Nusrat performed in Los Angeles only three times: first at LAX in a benefit performance hosted by the famous Pakistani cricketer Imran Khan, the second in Buena Park (I was about the only non-Pakistani there), and finally at the Universal (now Gibson) Amphitheater.
Night Song - Nusrat Fateh Ali Khan & Michael Brook
I told Anil about something that happened to me a long time ago. It was the early 80s when I was KCRW’s music director. I was in line at Sears to buy tickets for a Ray Charles concert at the Santa Monica Civic Auditorium. I didn’t have a credit card, and was told I either had to use one or pay cash. I had only my checkbook. The woman behind me told me she’d charge it to her account and I could pay her back. I needed four tickets, I explained. She said no problem. Such trust from strangers is a rare occurrence. It felt good, this kindness from strangers.
We started talking and I learned that she was from South Africa, and worked as an anaesthesiological nurse at Santa Monica Hospital. At the time we were soliciting and receiving LP’s from Johannesburg, both from the Kohinoor Store there (“we sell records like hotcakes” was stamped on every LP), as well as South Africans living in LA and people going there.

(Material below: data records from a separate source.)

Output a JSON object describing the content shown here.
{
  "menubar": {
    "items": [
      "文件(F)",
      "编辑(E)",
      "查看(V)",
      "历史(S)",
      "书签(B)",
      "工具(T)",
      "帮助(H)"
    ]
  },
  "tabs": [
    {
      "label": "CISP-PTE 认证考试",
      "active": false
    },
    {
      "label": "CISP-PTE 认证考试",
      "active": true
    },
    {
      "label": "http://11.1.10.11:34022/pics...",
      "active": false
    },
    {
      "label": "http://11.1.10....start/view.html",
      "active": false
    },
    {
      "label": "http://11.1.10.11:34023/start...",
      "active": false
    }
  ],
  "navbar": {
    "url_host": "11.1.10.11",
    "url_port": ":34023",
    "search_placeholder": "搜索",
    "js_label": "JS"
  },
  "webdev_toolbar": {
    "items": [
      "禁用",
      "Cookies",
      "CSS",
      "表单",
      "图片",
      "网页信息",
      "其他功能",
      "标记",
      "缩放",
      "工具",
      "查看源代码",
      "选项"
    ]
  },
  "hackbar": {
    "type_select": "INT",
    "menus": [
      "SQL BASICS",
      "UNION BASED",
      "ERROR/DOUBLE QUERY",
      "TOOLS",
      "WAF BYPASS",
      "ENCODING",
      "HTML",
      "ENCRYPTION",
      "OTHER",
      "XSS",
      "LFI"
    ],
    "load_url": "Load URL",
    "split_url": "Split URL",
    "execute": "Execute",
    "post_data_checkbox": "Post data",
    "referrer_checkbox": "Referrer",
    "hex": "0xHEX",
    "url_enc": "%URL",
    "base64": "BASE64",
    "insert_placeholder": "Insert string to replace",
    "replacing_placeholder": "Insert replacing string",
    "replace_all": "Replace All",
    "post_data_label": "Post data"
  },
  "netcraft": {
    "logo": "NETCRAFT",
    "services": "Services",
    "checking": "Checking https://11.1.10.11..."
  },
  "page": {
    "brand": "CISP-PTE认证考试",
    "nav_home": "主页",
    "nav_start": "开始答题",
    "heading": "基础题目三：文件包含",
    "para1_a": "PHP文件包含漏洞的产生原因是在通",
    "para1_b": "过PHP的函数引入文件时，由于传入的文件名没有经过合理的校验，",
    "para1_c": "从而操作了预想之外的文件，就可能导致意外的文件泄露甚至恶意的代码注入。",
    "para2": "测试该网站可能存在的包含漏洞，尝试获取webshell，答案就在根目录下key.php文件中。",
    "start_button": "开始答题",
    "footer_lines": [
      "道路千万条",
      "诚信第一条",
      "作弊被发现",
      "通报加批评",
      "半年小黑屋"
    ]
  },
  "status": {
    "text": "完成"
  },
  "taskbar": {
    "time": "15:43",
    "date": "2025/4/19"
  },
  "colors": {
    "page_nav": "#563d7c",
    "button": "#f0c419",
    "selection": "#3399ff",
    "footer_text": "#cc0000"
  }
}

Remember this was 1982 — apartheid was still in force, and long before Paul Simon’s landmark Graceland album. We had gotten LP’s by a group named after a Ladysmith Township. The group was Ladysmith Black Mambazo, famous now. To thank her, I taped a cassette of the men’s group and sent it to this kind woman, who had never heard of this now-famous men’s choir. I ran into her later and she told me that it had become the top 40 hit of the operating surgeons at the hospital. They listened all the time. How cool was that?
It just shows us once again how important music is to not only the mundane rituals of daily life but in pivotal moments as well. Congratulations to Anil, Laurie, and their baby boy Kavi.